Modesty is the quality of a person’s being that is demonstrated or shown by his/her moderate and unassuming style of dress and behavior. Modesty is most commonly associated with how a person dresses, particularly that of women or girls, but it is a broader virtue of one’s personality. It is similar to humility as it is expressed in one’s behavior. In respect to how a person dresses, it indicates, for the most part, that such a person does not display her or his body in a way that excessively emphasizes her or his sexual attributes.
Modesty and culture
Standards for modesty in one’s style of dressing and wardrobe as well as one’s behavior, particularly in public, are commonly set by the culture in which a person is raised. Ethnic, racial, religious, national traditions, and customs regarding these matters of public dress and behavior are usually well established, and they are generally taught and demonstrated by the older generations to the younger generations. Examples of this process can be seen throughout the world, particularly in its large cities where people from various cultures and ethnic and racial groups mix together in public. Muslim women and Amish men and women and boys and girls are usually easy to spot in any crowd because of their distinctive styles of dress.

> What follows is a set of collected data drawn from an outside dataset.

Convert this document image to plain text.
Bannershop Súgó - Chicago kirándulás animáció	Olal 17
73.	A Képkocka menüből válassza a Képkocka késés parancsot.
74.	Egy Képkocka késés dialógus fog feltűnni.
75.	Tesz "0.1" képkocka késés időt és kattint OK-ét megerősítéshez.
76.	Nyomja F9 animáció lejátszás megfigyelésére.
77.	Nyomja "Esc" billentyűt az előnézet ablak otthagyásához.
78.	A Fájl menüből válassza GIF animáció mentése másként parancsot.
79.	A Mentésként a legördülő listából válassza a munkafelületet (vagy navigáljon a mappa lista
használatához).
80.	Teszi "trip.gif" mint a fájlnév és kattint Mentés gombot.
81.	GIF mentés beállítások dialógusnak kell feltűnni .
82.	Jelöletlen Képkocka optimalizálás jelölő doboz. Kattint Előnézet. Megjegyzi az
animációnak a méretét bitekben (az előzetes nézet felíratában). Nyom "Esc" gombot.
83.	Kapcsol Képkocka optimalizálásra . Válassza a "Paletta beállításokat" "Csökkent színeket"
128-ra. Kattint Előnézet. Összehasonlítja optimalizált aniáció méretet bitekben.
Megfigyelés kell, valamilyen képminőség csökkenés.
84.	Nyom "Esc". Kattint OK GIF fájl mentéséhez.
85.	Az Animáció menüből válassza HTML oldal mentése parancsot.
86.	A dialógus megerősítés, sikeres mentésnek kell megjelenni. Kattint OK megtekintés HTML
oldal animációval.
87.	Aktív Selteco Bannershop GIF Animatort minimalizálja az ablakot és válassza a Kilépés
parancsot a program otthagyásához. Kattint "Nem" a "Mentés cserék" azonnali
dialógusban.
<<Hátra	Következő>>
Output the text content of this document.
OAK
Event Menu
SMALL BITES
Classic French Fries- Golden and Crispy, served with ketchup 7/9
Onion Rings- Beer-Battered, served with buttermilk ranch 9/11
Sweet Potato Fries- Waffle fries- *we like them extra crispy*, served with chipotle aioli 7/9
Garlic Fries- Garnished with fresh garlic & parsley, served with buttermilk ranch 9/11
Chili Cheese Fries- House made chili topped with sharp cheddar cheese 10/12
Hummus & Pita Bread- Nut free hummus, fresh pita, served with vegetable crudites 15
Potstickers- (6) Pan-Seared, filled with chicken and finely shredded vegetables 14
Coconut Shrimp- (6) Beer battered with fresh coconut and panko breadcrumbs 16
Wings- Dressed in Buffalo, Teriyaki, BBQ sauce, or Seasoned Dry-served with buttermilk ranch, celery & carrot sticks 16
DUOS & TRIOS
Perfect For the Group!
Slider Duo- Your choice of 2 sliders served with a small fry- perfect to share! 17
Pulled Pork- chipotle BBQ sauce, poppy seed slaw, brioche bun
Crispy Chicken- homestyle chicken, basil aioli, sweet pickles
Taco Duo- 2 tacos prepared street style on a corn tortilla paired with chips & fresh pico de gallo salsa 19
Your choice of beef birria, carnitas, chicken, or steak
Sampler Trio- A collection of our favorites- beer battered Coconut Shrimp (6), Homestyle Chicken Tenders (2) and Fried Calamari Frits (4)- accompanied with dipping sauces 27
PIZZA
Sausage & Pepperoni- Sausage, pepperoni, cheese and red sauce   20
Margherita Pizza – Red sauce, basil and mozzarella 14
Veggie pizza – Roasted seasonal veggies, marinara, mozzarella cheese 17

But some of these styles of dress and behavior are changing. Individuals in some cultures who are born and live within specific ethnic, racial, religious, and national traditions are given more freedom and opportunities to vary their styles of dress and behavior. This kind of freedom has some positive as well as negative implications. Young individuals can use this freedom of choice to express their self-image, to set themselves somewhat apart from the traditions and styles of their elders. But if they use this freedom to express themselves in exaggerated sexual styles of clothing or public displays of overly aggressive, arrogant, or disrespectful behavior, they may become immodest and be regarded as such in the quality of their personalities.
Some businesses, professions, schools, and occupations have specific dress codes or uniforms that are required or set as standards for those in such groups. For men in many careers it is a suit and tie. Doctors and nurses usually have white coats or uniforms when they are on duty. Of course service men and women, at least in the USA, have recognizable uniforms. Boys and girls in some schools are required to wear standard uniforms. Where a modest or “professional” dress code is required there are usually also requirements for moderate, unassuming, polite, respectful behavior. Some performers are noted for their immodest styles of dress, in many cases wearing as little as possible to keep the law for a minimum of covering for their private sexual parts. Some individuals who are very modest and “professional” in certain situations may be more casual or almost immodest in other social situations, particularly on a beach.
So many individuals in our world have personal choices that they can make regarding how they express themselves modestly from situation to situation. They may observe the cultural, ethnic, racial, and religious standards for modesty in every situation. They may rebel against some of them some of the time. Or they may vary their styles and standards of dress and behavior according to what seems appropriate in any situation.
Benefits and values of modesty can be especially GOOD
Since modesty is a part of an individual’s personality, his/her personal being, it is a virtue. If it is consistently expressed in one’s style of dress and behavior, it can bring significant benefits to an individual. It can strengthen or add other associated virtues to a modest person’s reputation or character. It can reinforce one’s reputation for humility and respectful behavior. When a person demonstrates a high level of personal self-respect by his/her modest way of dressing and behaving, he/she will probably also earn a high level of respect from others. Most of you know one or more examples of individuals who have lost all or most of anyone’s personal respect by their immodest styles of dress or behavior.
Modesty also has benefits and values that extend beyond one’s situation or reputation in life. As a consistent virtue in a person’s life, it can protect him/her from yielding to temptations that would not only damage his/her reputation but might also draw him/her into destructive relationships and life-styles. Young people may not always appreciate this protective benefit of the modesty that they are being taught by their elders, but nevertheless it can be a very valuable virtue.
When a person has a genuine commitment to modesty in his/her life, he/she is attractive to God. A modest attitude in one’s style of dress and behavior is one way of responding to God’s invitation to live with him in a relationship of love, personal purity, and grace that can extend into eternity. The virtue of modesty is especially good, because it has benefits and values that can be received forever! It is one mark or distinguishing quality of a child of God, an individual who has been taught by God and who is seeking to live in accord with his holy and pure standards for what is right.
My appeal to you is to live in accord with the virtue of modesty
A modest attitude in your style of dress and behavior may not make you extremely popular with the “worldly” crowd, but its eternal benefits and values are so GOOD that they shouldn’t be ignored or rejected. Few self-respecting individuals will really mock you for being modest. A genuine quality of personal modesty will never negate the sex appeal of one’s femine sensativity or masculine strength. Those who are struggling with their own sense of self-respect may be drawn to you to find out the secret of your quiet appeal. No business, career, profession, or friend should require you to be immodest. The choice is really yours.